Monument to the future

“This museum is so people don’t forget us,” said Abel Lopez, a mescal factory owner working on the project. “It will be an attractive place for people to visit before they disappear down the road.”

Whereas Santiago Matatlán has an official population of 4,000 residents only about 2,500 people actually live in the village. The rest of them are working in the United States.

“Those who have been to the states start talking about Sunset Boulevard and Venice Beach, and the young people start getting antsy. They say, `I’ve got to see it!'” said Ambrosio Escobar, head of the museum committee, who once worked illegally on a fishing boat in Alaska.

For many years, the village survived by harvesting agave to make mescal, which was shipped to nearby Oaxaca or sold to visitors along the highway. But now others have stolen much of that market, and only about 10 small, horse-powered mescal factories remain.

Oaxaca, 45 minutes away by car, is rich with tourists. And guidebooks already promote a tourist circuit that passes near Santiago Matatlán, including the well-known Zapotec ruins at Mitla, the carpet-making village of Teotitlán, a giant, 2,000-year-old tree at Tule and sulfur springs at Hierve de Agua.

“The museum is for the people who don’t want to leave,” said Mario Santiago Nolasco, 24, one of the young men who call themselves the village’s “culture promoters.” “People are bombarded with so much from outside these days. This is to preserve what is ours.”

The archaeologists, led by Gary Feinman, chairman of the Field Museum’s anthropology department, have been excavating at El Palmillo hill since 1997. The team is researching the terraced homes of Zapotec commoners for clues to the structure and demise of the empire that dominated the Oaxaca Valley 1,300 to 1,500 years ago.

Among their finds are skeletons, pots and beads from a tomb, urns showing the Zapotec deity-like figure Cocijo and a hollowed-out rabbit bone that may have served as a beverage straw or snuff tube. All of it is stored in cardboard boxes at the village hall.
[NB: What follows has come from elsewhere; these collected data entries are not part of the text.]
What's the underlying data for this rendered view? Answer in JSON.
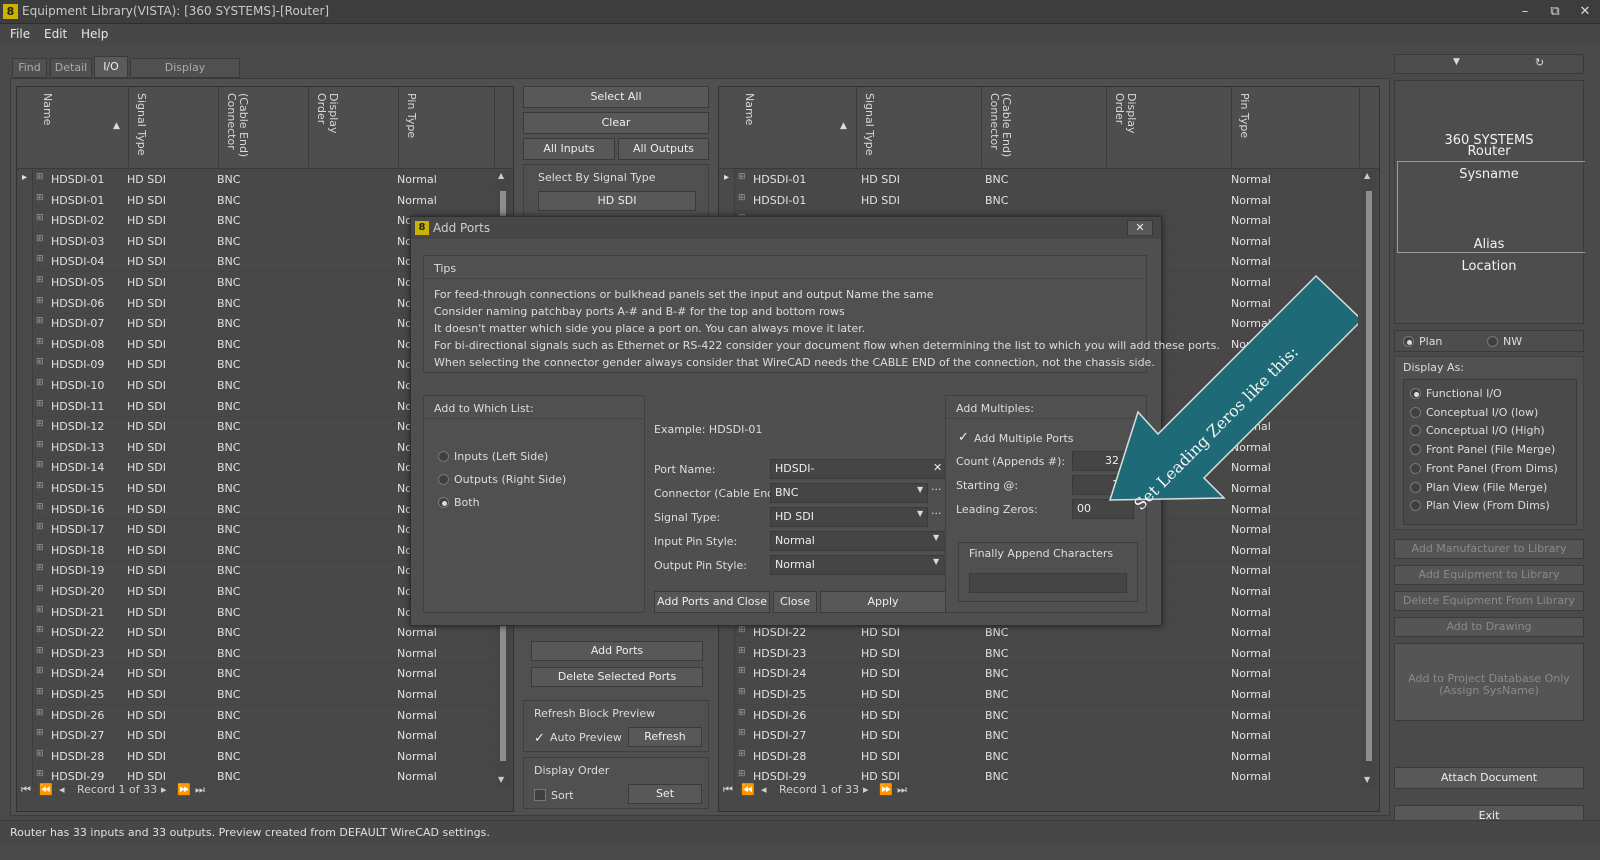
{
  "window": {
    "title": "Equipment Library(VISTA): [360 SYSTEMS]-[Router]",
    "app_icon": "8",
    "min": "–",
    "restore": "⧉",
    "close": "✕"
  },
  "menu": [
    "File",
    "Edit",
    "Help"
  ],
  "tabs": [
    "Find",
    "Detail",
    "I/O",
    "Display Preferences"
  ],
  "left_grid": {
    "headers": [
      "Name",
      "Signal Type",
      "(Cable End) Connector",
      "Display Order",
      "Pin Type"
    ],
    "rows": [
      [
        "HDSDI-01",
        "HD SDI",
        "BNC",
        "Normal"
      ],
      [
        "HDSDI-01",
        "HD SDI",
        "BNC",
        "Normal"
      ],
      [
        "HDSDI-02",
        "HD SDI",
        "BNC",
        "No"
      ],
      [
        "HDSDI-03",
        "HD SDI",
        "BNC",
        "No"
      ],
      [
        "HDSDI-04",
        "HD SDI",
        "BNC",
        "No"
      ],
      [
        "HDSDI-05",
        "HD SDI",
        "BNC",
        "No"
      ],
      [
        "HDSDI-06",
        "HD SDI",
        "BNC",
        "No"
      ],
      [
        "HDSDI-07",
        "HD SDI",
        "BNC",
        "No"
      ],
      [
        "HDSDI-08",
        "HD SDI",
        "BNC",
        "No"
      ],
      [
        "HDSDI-09",
        "HD SDI",
        "BNC",
        "No"
      ],
      [
        "HDSDI-10",
        "HD SDI",
        "BNC",
        "No"
      ],
      [
        "HDSDI-11",
        "HD SDI",
        "BNC",
        "No"
      ],
      [
        "HDSDI-12",
        "HD SDI",
        "BNC",
        "No"
      ],
      [
        "HDSDI-13",
        "HD SDI",
        "BNC",
        "No"
      ],
      [
        "HDSDI-14",
        "HD SDI",
        "BNC",
        "No"
      ],
      [
        "HDSDI-15",
        "HD SDI",
        "BNC",
        "No"
      ],
      [
        "HDSDI-16",
        "HD SDI",
        "BNC",
        "No"
      ],
      [
        "HDSDI-17",
        "HD SDI",
        "BNC",
        "No"
      ],
      [
        "HDSDI-18",
        "HD SDI",
        "BNC",
        "No"
      ],
      [
        "HDSDI-19",
        "HD SDI",
        "BNC",
        "No"
      ],
      [
        "HDSDI-20",
        "HD SDI",
        "BNC",
        "No"
      ],
      [
        "HDSDI-21",
        "HD SDI",
        "BNC",
        "No"
      ],
      [
        "HDSDI-22",
        "HD SDI",
        "BNC",
        "Normal"
      ],
      [
        "HDSDI-23",
        "HD SDI",
        "BNC",
        "Normal"
      ],
      [
        "HDSDI-24",
        "HD SDI",
        "BNC",
        "Normal"
      ],
      [
        "HDSDI-25",
        "HD SDI",
        "BNC",
        "Normal"
      ],
      [
        "HDSDI-26",
        "HD SDI",
        "BNC",
        "Normal"
      ],
      [
        "HDSDI-27",
        "HD SDI",
        "BNC",
        "Normal"
      ],
      [
        "HDSDI-28",
        "HD SDI",
        "BNC",
        "Normal"
      ],
      [
        "HDSDI-29",
        "HD SDI",
        "BNC",
        "Normal"
      ]
    ],
    "record": "Record 1 of 33"
  },
  "right_grid": {
    "headers": [
      "Name",
      "Signal Type",
      "(Cable End) Connector",
      "Display Order",
      "Pin Type"
    ],
    "rows": [
      [
        "HDSDI-01",
        "HD SDI",
        "BNC",
        "Normal"
      ],
      [
        "HDSDI-01",
        "HD SDI",
        "BNC",
        "Normal"
      ],
      [
        "",
        "",
        "",
        "Normal"
      ],
      [
        "",
        "",
        "",
        "Normal"
      ],
      [
        "",
        "",
        "",
        "Normal"
      ],
      [
        "",
        "",
        "",
        "Normal"
      ],
      [
        "",
        "",
        "",
        "Normal"
      ],
      [
        "",
        "",
        "",
        "Normal"
      ],
      [
        "",
        "",
        "",
        "Normal"
      ],
      [
        "",
        "",
        "",
        "Normal"
      ],
      [
        "",
        "",
        "",
        "Normal"
      ],
      [
        "",
        "",
        "",
        "Normal"
      ],
      [
        "",
        "",
        "",
        "Normal"
      ],
      [
        "",
        "",
        "",
        "Normal"
      ],
      [
        "",
        "",
        "",
        "Normal"
      ],
      [
        "",
        "",
        "",
        "Normal"
      ],
      [
        "",
        "",
        "",
        "Normal"
      ],
      [
        "",
        "",
        "",
        "Normal"
      ],
      [
        "",
        "",
        "",
        "Normal"
      ],
      [
        "",
        "",
        "",
        "Normal"
      ],
      [
        "",
        "",
        "",
        "Normal"
      ],
      [
        "",
        "",
        "",
        "Normal"
      ],
      [
        "HDSDI-22",
        "HD SDI",
        "BNC",
        "Normal"
      ],
      [
        "HDSDI-23",
        "HD SDI",
        "BNC",
        "Normal"
      ],
      [
        "HDSDI-24",
        "HD SDI",
        "BNC",
        "Normal"
      ],
      [
        "HDSDI-25",
        "HD SDI",
        "BNC",
        "Normal"
      ],
      [
        "HDSDI-26",
        "HD SDI",
        "BNC",
        "Normal"
      ],
      [
        "HDSDI-27",
        "HD SDI",
        "BNC",
        "Normal"
      ],
      [
        "HDSDI-28",
        "HD SDI",
        "BNC",
        "Normal"
      ],
      [
        "HDSDI-29",
        "HD SDI",
        "BNC",
        "Normal"
      ]
    ],
    "record": "Record 1 of 33"
  },
  "middle": {
    "select_all": "Select All",
    "clear": "Clear",
    "all_inputs": "All Inputs",
    "all_outputs": "All Outputs",
    "select_by_signal": "Select By Signal Type",
    "signal_hd_sdi": "HD SDI",
    "add_ports": "Add Ports",
    "delete_selected": "Delete Selected Ports",
    "refresh_block": "Refresh Block Preview",
    "auto_preview": "Auto Preview",
    "refresh": "Refresh",
    "display_order": "Display Order",
    "sort": "Sort",
    "set": "Set"
  },
  "side": {
    "company": "360 SYSTEMS",
    "model": "Router",
    "sysname": "Sysname",
    "alias": "Alias",
    "location": "Location",
    "plan": "Plan",
    "nw": "NW",
    "display_as": "Display As:",
    "display_options": [
      "Functional I/O",
      "Conceptual I/O (low)",
      "Conceptual I/O (High)",
      "Front Panel (File Merge)",
      "Front Panel (From Dims)",
      "Plan View (File Merge)",
      "Plan View (From Dims)"
    ],
    "add_manufacturer": "Add Manufacturer to Library",
    "add_equipment": "Add Equipment to Library",
    "delete_equipment": "Delete Equipment From Library",
    "add_drawing": "Add to Drawing",
    "add_project_1": "Add to Project Database Only",
    "add_project_2": "(Assign SysName)",
    "attach": "Attach Document",
    "exit": "Exit"
  },
  "dialog": {
    "title": "Add Ports",
    "tips_label": "Tips",
    "tips": [
      "For feed-through connections or bulkhead panels set the input and output Name the same",
      "Consider naming patchbay ports A-# and B-# for the top and bottom rows",
      "It doesn't matter which side you place a port on. You can always move it later.",
      "For bi-directional signals such as Ethernet or RS-422 consider your document flow when determining the list to which you will add these ports.",
      "When selecting the connector gender always consider that WireCAD needs the CABLE END of the connection, not the chassis side."
    ],
    "add_to_list": "Add to Which List:",
    "inputs": "Inputs (Left Side)",
    "outputs": "Outputs (Right Side)",
    "both": "Both",
    "example": "Example: HDSDI-01",
    "port_name_label": "Port Name:",
    "port_name": "HDSDI-",
    "connector_label": "Connector (Cable End):",
    "connector": "BNC",
    "signal_label": "Signal Type:",
    "signal": "HD SDI",
    "input_pin_label": "Input Pin Style:",
    "input_pin": "Normal",
    "output_pin_label": "Output Pin Style:",
    "output_pin": "Normal",
    "add_multiples": "Add Multiples:",
    "add_multiple_ports": "Add Multiple Ports",
    "count_label": "Count (Appends #):",
    "count": "32",
    "starting_label": "Starting @:",
    "starting": "1",
    "leading_label": "Leading Zeros:",
    "leading": "00",
    "finally_append": "Finally Append Characters",
    "append_value": "",
    "add_close": "Add Ports and Close",
    "close": "Close",
    "apply": "Apply"
  },
  "annotation": "Set Leading Zeros like this:",
  "status": "Router has 33 inputs and 33 outputs. Preview created from DEFAULT WireCAD settings."
}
“I think the best pieces are display quality,” said Feinman who said the museum also could show the excavating techniques and the long history of agave use. “Even though it would be undoubtedly small, we can do something you don’t normally see in museums.”

Asked about the two left hands on depictions of Cocijo, Feinman said the answer to the mystery might not be so dramatic. “They just lost the mold for the right hand?” he said. “I could be wrong.”

Part of a national effort

The young men promoting the museum plan say their interest also stems from stories their grandparents told them about the hill and the ancient people who lived there. In one myth, the hill was a temple above a great emptiness where a giant snake lived.
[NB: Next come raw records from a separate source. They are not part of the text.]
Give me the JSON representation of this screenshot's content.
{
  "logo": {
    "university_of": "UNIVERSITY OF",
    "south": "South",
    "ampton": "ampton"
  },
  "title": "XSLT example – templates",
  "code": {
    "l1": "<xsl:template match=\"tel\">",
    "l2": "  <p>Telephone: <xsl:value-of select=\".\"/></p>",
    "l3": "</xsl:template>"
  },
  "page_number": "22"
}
The Mexican National Institute of Archaeology and History seeks the establishment of local museums. It has supported Santiago Matatlán’s project, which would be among at least 15 similar programs in Oaxaca state.

Feinman and his wife, Linda Nicholas, an adjunct curator at the Field Museum, helped present the museum proposal at two town hall-like hearings last spring. They were met with suspicions about outsiders and a grilling over what they might be up to on the hill.
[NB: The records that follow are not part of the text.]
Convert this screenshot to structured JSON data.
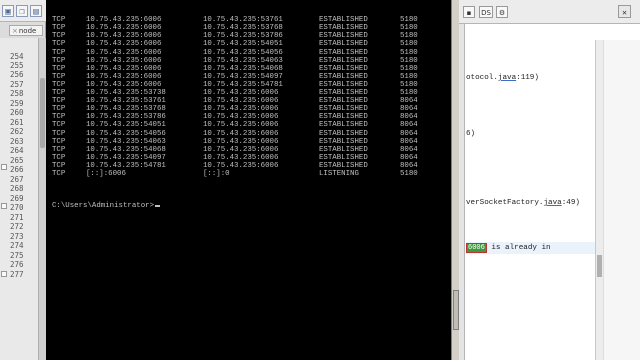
{
  "left_editor": {
    "tab_label": "node",
    "line_numbers": [
      "254",
      "255",
      "256",
      "257",
      "258",
      "259",
      "260",
      "261",
      "262",
      "263",
      "264",
      "265",
      "266",
      "267",
      "268",
      "269",
      "270",
      "271",
      "272",
      "273",
      "274",
      "275",
      "276",
      "277"
    ]
  },
  "console": {
    "rows": [
      {
        "proto": "TCP",
        "local": "10.75.43.235:6006",
        "foreign": "10.75.43.235:53761",
        "state": "ESTABLISHED",
        "pid": "5180"
      },
      {
        "proto": "TCP",
        "local": "10.75.43.235:6006",
        "foreign": "10.75.43.235:53768",
        "state": "ESTABLISHED",
        "pid": "5180"
      },
      {
        "proto": "TCP",
        "local": "10.75.43.235:6006",
        "foreign": "10.75.43.235:53786",
        "state": "ESTABLISHED",
        "pid": "5180"
      },
      {
        "proto": "TCP",
        "local": "10.75.43.235:6006",
        "foreign": "10.75.43.235:54051",
        "state": "ESTABLISHED",
        "pid": "5180"
      },
      {
        "proto": "TCP",
        "local": "10.75.43.235:6006",
        "foreign": "10.75.43.235:54056",
        "state": "ESTABLISHED",
        "pid": "5180"
      },
      {
        "proto": "TCP",
        "local": "10.75.43.235:6006",
        "foreign": "10.75.43.235:54063",
        "state": "ESTABLISHED",
        "pid": "5180"
      },
      {
        "proto": "TCP",
        "local": "10.75.43.235:6006",
        "foreign": "10.75.43.235:54068",
        "state": "ESTABLISHED",
        "pid": "5180"
      },
      {
        "proto": "TCP",
        "local": "10.75.43.235:6006",
        "foreign": "10.75.43.235:54097",
        "state": "ESTABLISHED",
        "pid": "5180"
      },
      {
        "proto": "TCP",
        "local": "10.75.43.235:6006",
        "foreign": "10.75.43.235:54781",
        "state": "ESTABLISHED",
        "pid": "5180"
      },
      {
        "proto": "TCP",
        "local": "10.75.43.235:53738",
        "foreign": "10.75.43.235:6006",
        "state": "ESTABLISHED",
        "pid": "5180"
      },
      {
        "proto": "TCP",
        "local": "10.75.43.235:53761",
        "foreign": "10.75.43.235:6006",
        "state": "ESTABLISHED",
        "pid": "8064"
      },
      {
        "proto": "TCP",
        "local": "10.75.43.235:53768",
        "foreign": "10.75.43.235:6006",
        "state": "ESTABLISHED",
        "pid": "8064"
      },
      {
        "proto": "TCP",
        "local": "10.75.43.235:53786",
        "foreign": "10.75.43.235:6006",
        "state": "ESTABLISHED",
        "pid": "8064"
      },
      {
        "proto": "TCP",
        "local": "10.75.43.235:54051",
        "foreign": "10.75.43.235:6006",
        "state": "ESTABLISHED",
        "pid": "8064"
      },
      {
        "proto": "TCP",
        "local": "10.75.43.235:54056",
        "foreign": "10.75.43.235:6006",
        "state": "ESTABLISHED",
        "pid": "8064"
      },
      {
        "proto": "TCP",
        "local": "10.75.43.235:54063",
        "foreign": "10.75.43.235:6006",
        "state": "ESTABLISHED",
        "pid": "8064"
      },
      {
        "proto": "TCP",
        "local": "10.75.43.235:54068",
        "foreign": "10.75.43.235:6006",
        "state": "ESTABLISHED",
        "pid": "8064"
      },
      {
        "proto": "TCP",
        "local": "10.75.43.235:54097",
        "foreign": "10.75.43.235:6006",
        "state": "ESTABLISHED",
        "pid": "8064"
      },
      {
        "proto": "TCP",
        "local": "10.75.43.235:54781",
        "foreign": "10.75.43.235:6006",
        "state": "ESTABLISHED",
        "pid": "8064"
      },
      {
        "proto": "TCP",
        "local": "[::]:6006",
        "foreign": "[::]:0",
        "state": "LISTENING",
        "pid": "5180"
      }
    ],
    "prompt": "C:\\Users\\Administrator>"
  },
  "right_editor": {
    "toolbar_label": "DS",
    "lines": {
      "protocol": "otocol.",
      "protocol_link": "java",
      "protocol_suffix": ":119)",
      "paren6": "6)",
      "factory": "verSocketFactory.",
      "factory_link": "java",
      "factory_suffix": ":49)",
      "port_badge": "6006",
      "port_text": " is already in"
    }
  },
  "colors": {
    "console_bg": "#000000",
    "console_fg": "#c0c0c0",
    "badge_bg": "#3f9a3f"
  }
}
The “culture promoters” and community leaders helped lay those suspicions to rest. Ultimately, the project was approved by a show of hands among the several hundred in attendance. The promoters were given a 19-page permit, which some of those assembled “signed” with thumbprints.

“The former village leaders never told his people that [Feinman] was up there excavating. They didn’t know what he was doing,” Escobar said. “The community is totally in agreement now.” Still, the project hasn’t cleared its last hurdle. The museum committee was told it could use a municipal storehouse for the exhibition, but committee members say they will need about $10,000 to repair the leaky roof and the walls.

The village administrator was recently replaced; his successor is not as interested in the museum project. And yet to be known is the opinion of a new mayor who should be elected in December to fill a seat that has been empty because of a decade-long spat among the village’s principal families and factions.

“Matatlán has a lot of history,” said Gregorio Hernandez, 33, another promoter, “and we’re going to rescue it.”